Short version:
Does anyone knows if something happened with EdgeNGramFilterFactory for solr5? It used to work fine on solr 4, but I just upgraded to solr5 and the cores having this fields using this filter refuses to load ...
Long story:
This configuration used to work in solr4.10 (schema.xml):
<field name="NAME" type="string" indexed="true" stored="true" required="true" multiValued="false"/>
<field name="PP" type="text_prefix" indexed="true" stored="false" required="false" multiValued="false"/>
<copyField source="NAME" dest="PP">
<fieldType name="text_prefix" class="solr.TextField" positionIncrementGap="100">
<analyzer type="index">
<tokenizer class="solr.KeywordTokenizerFactory"/>
<filter class="solr.EdgeNGramFilterFactory" minGramSize="2" maxGramSize="15" side="front"/>
</analyzer>
<analyzer type="query">
<tokenizer class="solr.KeywordTokenizerFactory"/>
</analyzer>
</fieldType>
And the documentation says I did it right (no clear mention if it is for solr4 or solr5).
However, when I am trying to add a collection using this configuration, it fails with the following message:
<lst name="failure">
<str>
org.apache.solr.client.solrj.impl.HttpSolrClient$RemoteSolrException:Error from server at http://localhost:8983/solr: Error CREATEing SolrCore 'test_collection': Unable to create core [test_collection] Caused by: Unknown parameters: {side=front}</str>
</lst>
I removed the side=front
"unknown" parameter, started from scratch and it worked - meaning no more errors.
So, while it used to work for solr4 without any additional change, for solr5 it no longer works.
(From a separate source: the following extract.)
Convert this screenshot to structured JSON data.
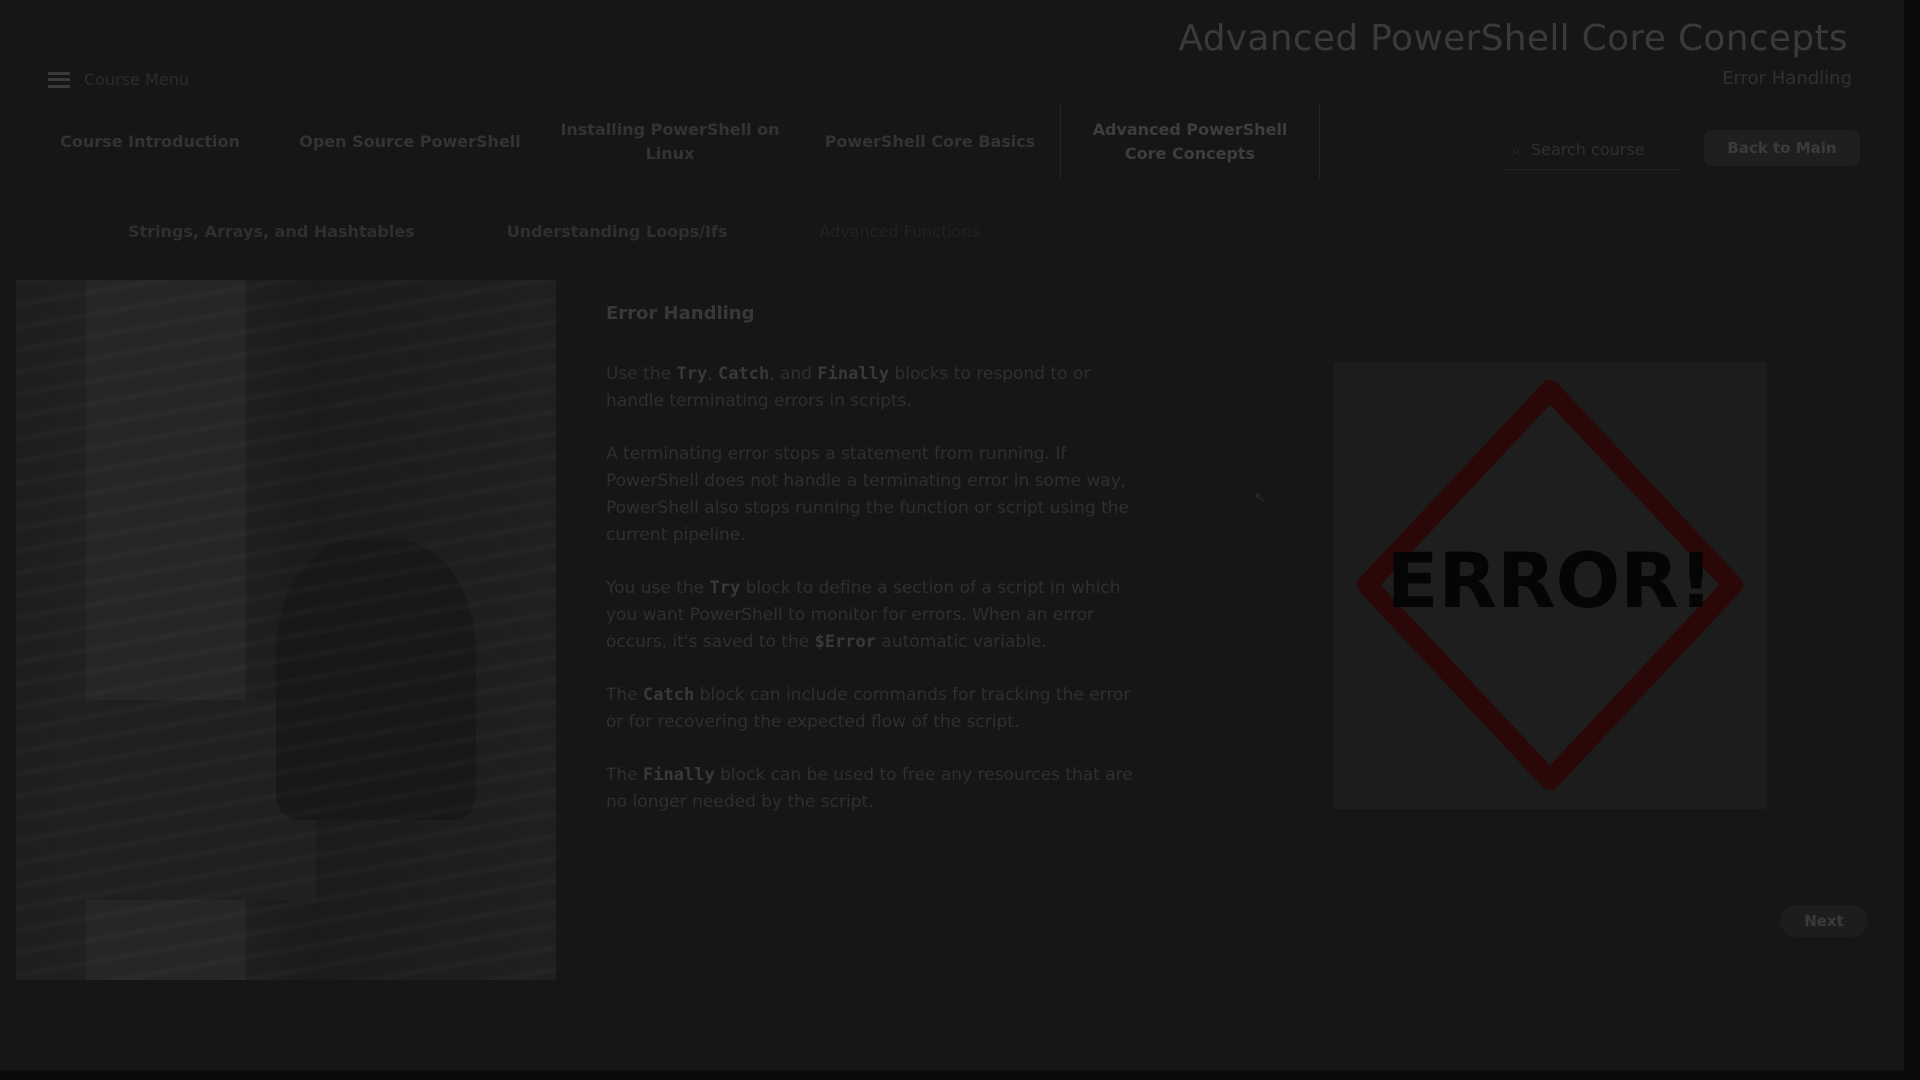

Did something changed? Did I miss any doc regarding this filter? Any extra library I need to load to make this work?
And final, if the above is meant to be like this (bug/feature/whatever) - is there any workaround in order to have this "side-substring" indexing-functionality without me having to generate the values when I am adding docs to solr?
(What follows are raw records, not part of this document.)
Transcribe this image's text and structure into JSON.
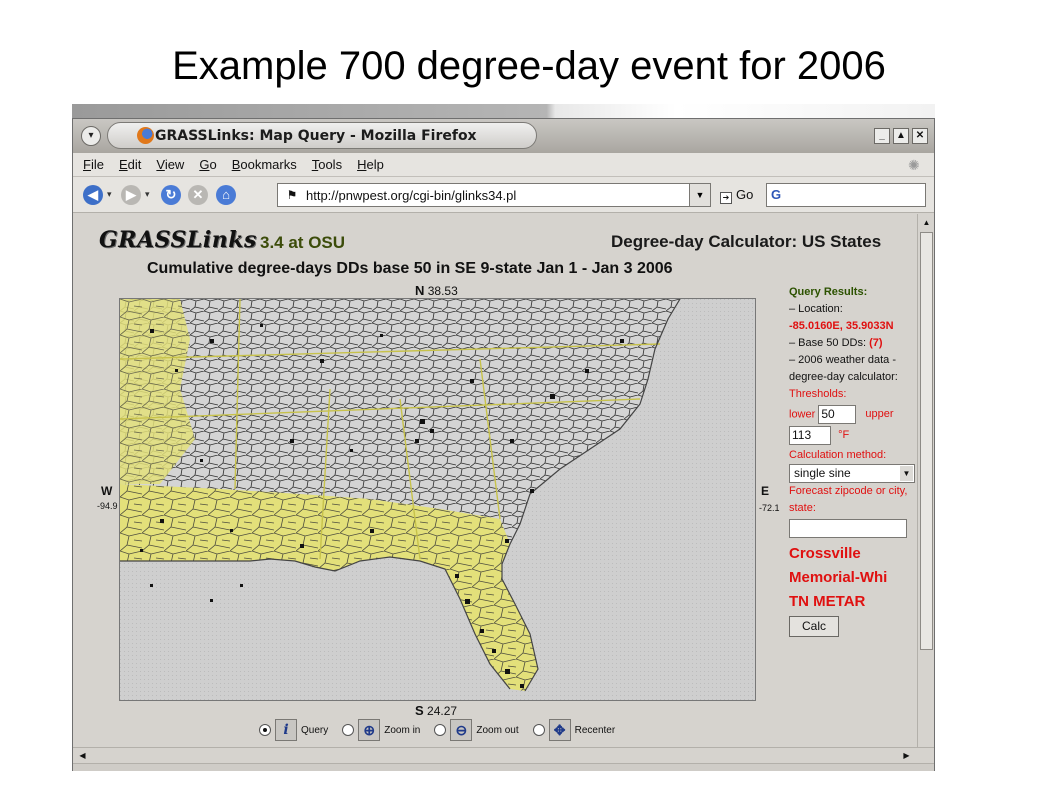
{
  "slide": {
    "title": "Example 700 degree-day event for 2006"
  },
  "window": {
    "title": "GRASSLinks: Map Query - Mozilla Firefox",
    "controls": {
      "menu": "▾",
      "minimize": "_",
      "maximize": "▲",
      "close": "✕"
    }
  },
  "menu": {
    "items": [
      "File",
      "Edit",
      "View",
      "Go",
      "Bookmarks",
      "Tools",
      "Help"
    ]
  },
  "nav": {
    "back_icon": "back-arrow-icon",
    "forward_icon": "forward-arrow-icon",
    "reload_icon": "reload-icon",
    "stop_icon": "stop-icon",
    "home_icon": "home-icon",
    "url": "http://pnwpest.org/cgi-bin/glinks34.pl",
    "go_label": "Go",
    "search_value": "G"
  },
  "page": {
    "logo": "GRASSLinks",
    "version": "3.4 at OSU",
    "app_title": "Degree-day Calculator: US States",
    "map_title": "Cumulative degree-days DDs base 50 in SE 9-state Jan 1 - Jan 3 2006",
    "coords": {
      "north_label": "N",
      "north_value": "38.53",
      "south_label": "S",
      "south_value": "24.27",
      "west_label": "W",
      "west_value": "-94.9",
      "east_label": "E",
      "east_value": "-72.1"
    },
    "tools": [
      {
        "label": "Query",
        "icon": "info-icon",
        "selected": true
      },
      {
        "label": "Zoom in",
        "icon": "zoom-in-icon",
        "selected": false
      },
      {
        "label": "Zoom out",
        "icon": "zoom-out-icon",
        "selected": false
      },
      {
        "label": "Recenter",
        "icon": "recenter-icon",
        "selected": false
      }
    ]
  },
  "results": {
    "heading": "Query Results:",
    "location_label": "– Location:",
    "location_value": "-85.0160E, 35.9033N",
    "base_label": "– Base 50 DDs:",
    "base_value": "(7)",
    "weather_label": "– 2006 weather data - degree-day calculator:",
    "thresholds_label": "Thresholds:",
    "lower_label": "lower",
    "lower_value": "50",
    "upper_label": "upper",
    "upper_value": "113",
    "unit": "°F",
    "method_label": "Calculation method:",
    "method_value": "single sine",
    "forecast_label": "Forecast zipcode or city, state:",
    "forecast_value": "",
    "station_line1": "Crossville",
    "station_line2": "Memorial-Whi",
    "station_line3": "TN METAR",
    "calc_button": "Calc"
  },
  "colors": {
    "map_fill": "#e3e07a",
    "county_lines": "#3a3a3a",
    "ocean": "#cdcdcd",
    "result_red": "#e01010",
    "result_green": "#2c5200"
  }
}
Update: with the "hacked" schema (i.e. without side=front
), I indexed the documents and changed the PP
field to be stored. when I searched, it looks like it indexes the entire value. For example, for NAME:ELEPHANT
, I found PP:ELEPHANT
...
PP something like 'E', 'EL', 'ELE'. Also, yes, later on, I did the search 'PP:ELE' and found 'ELEPHANT' - but I had no real explanation on why.
– dcg Mar 03 '15 at 09:21